大地之子與蛇的女兒分食了輝光澆灌的果實,距離毒液的作用完全消失還有一段時間,他們便在光之果園中漫步,偶爾看到了感興趣的內容,就圍著樹皮閱覽其上流光溢彩的文字,再繞著周圍的書尋找後續。大地之子在尋覓輝光時總是旁若無人,於是便在一個拐角處撞進了一團熾烈已極的輝光,若非他是燧石的孩子習慣於火焰的溫度,恐怕當場就灰飛煙滅了。

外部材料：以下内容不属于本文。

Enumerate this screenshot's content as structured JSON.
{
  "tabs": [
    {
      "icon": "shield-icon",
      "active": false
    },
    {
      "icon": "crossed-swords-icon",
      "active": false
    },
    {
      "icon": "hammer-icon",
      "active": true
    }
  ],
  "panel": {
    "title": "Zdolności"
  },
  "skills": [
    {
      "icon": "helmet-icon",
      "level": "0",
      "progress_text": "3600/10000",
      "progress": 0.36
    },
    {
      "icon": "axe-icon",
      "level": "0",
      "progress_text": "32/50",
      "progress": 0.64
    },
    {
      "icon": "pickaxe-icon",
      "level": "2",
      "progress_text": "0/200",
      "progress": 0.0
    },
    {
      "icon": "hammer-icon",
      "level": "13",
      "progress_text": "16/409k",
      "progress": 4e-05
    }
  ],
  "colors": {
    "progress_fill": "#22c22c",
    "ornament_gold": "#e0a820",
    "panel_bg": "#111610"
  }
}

蛇之女聽到動靜趕來,只見大地之子面前是個渾身燃燒著的女人,她的雙目沒有眼球,眼眶中唯有如輝光般光亮奪目的火焰,想來是自體內穿透而出的,蛇的女兒被晃的睜不開眼,趕忙想要躲到樹木的陰影中,可光之果園竟然連一點黑暗都無,她只能認命的接著觀察,只見她無論發絲衣裙皆為烈焰,呼吸乃是煙氣,言談帶著火花,腳步都是爆燃的聲音。
雖然蛇的女兒之前從未見過她,但以她多年與司辰打交道的經驗,這個女孩恐怕是位司辰,即使她並沒有散發出過多的影響,僅僅只是讓枝頭的果實變得更明亮炎熱,空氣像是扭曲一樣波動起來,但這裡可是光之果園,驕陽,漫宿的統治者慣常散步之處,無論是什麽人在這裡都難逃與太陽的光輝融為一體,能夠透出一星半點兒已經非比尋常。

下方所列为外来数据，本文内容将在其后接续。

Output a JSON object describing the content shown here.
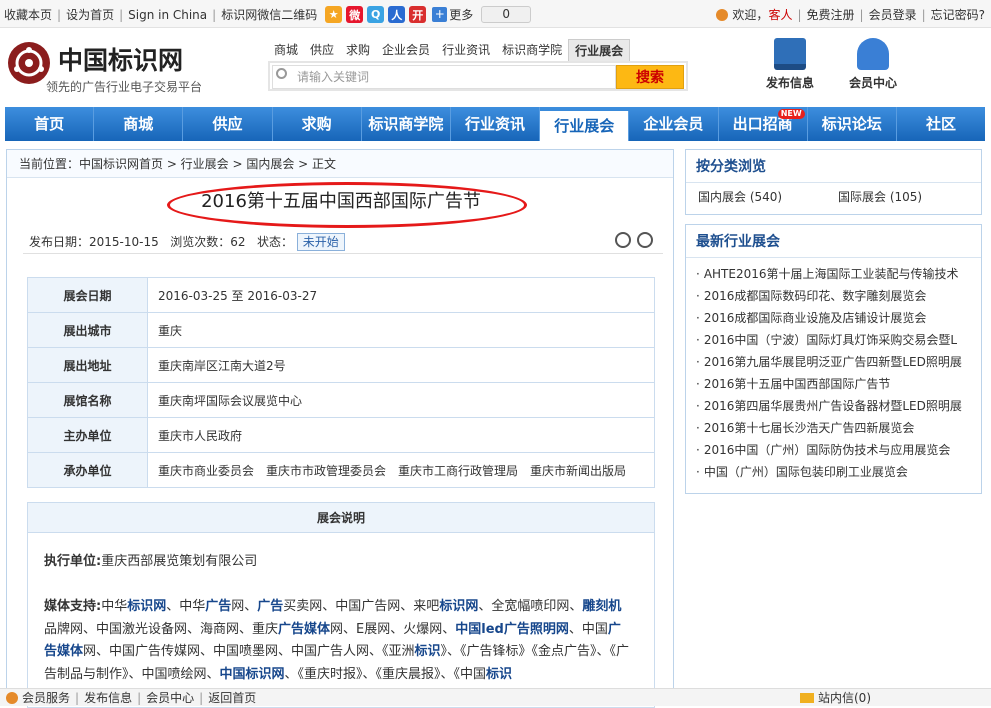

想不到這次偷吃居然被司辰抓包了,蛇的女兒同情的看了大地之子一眼,心裡說了聲抱歉,但她深知司辰們可不像鄰居家的老奶奶那樣大方,即使她非常中意這個剛剛認識的年輕人,要為此惹了司辰的怒火可不值得,便最後又看了大地之子一眼,打算過會兒趁著有他拖延時間從小路溜回去。誰知,她居然看到大地之子與那位司辰寒暄起來。
離得太遠,蛇的女兒只見他們說笑卻不知道說了什麽,要走又不知道目前狀況如何,直接上前又實在不敢,只能在樹後躊躇不前,忽見大地之子對著自己的方向揮了揮手,那位燃燒的女孩也面不改色,意識到他們倆早就識破了自己的躲藏,如今逃跑也沒有機會了,只能裝作鎮定的模樣走到大地之子身邊挽住他的手,小聲問道,“怎麽,你認識她?”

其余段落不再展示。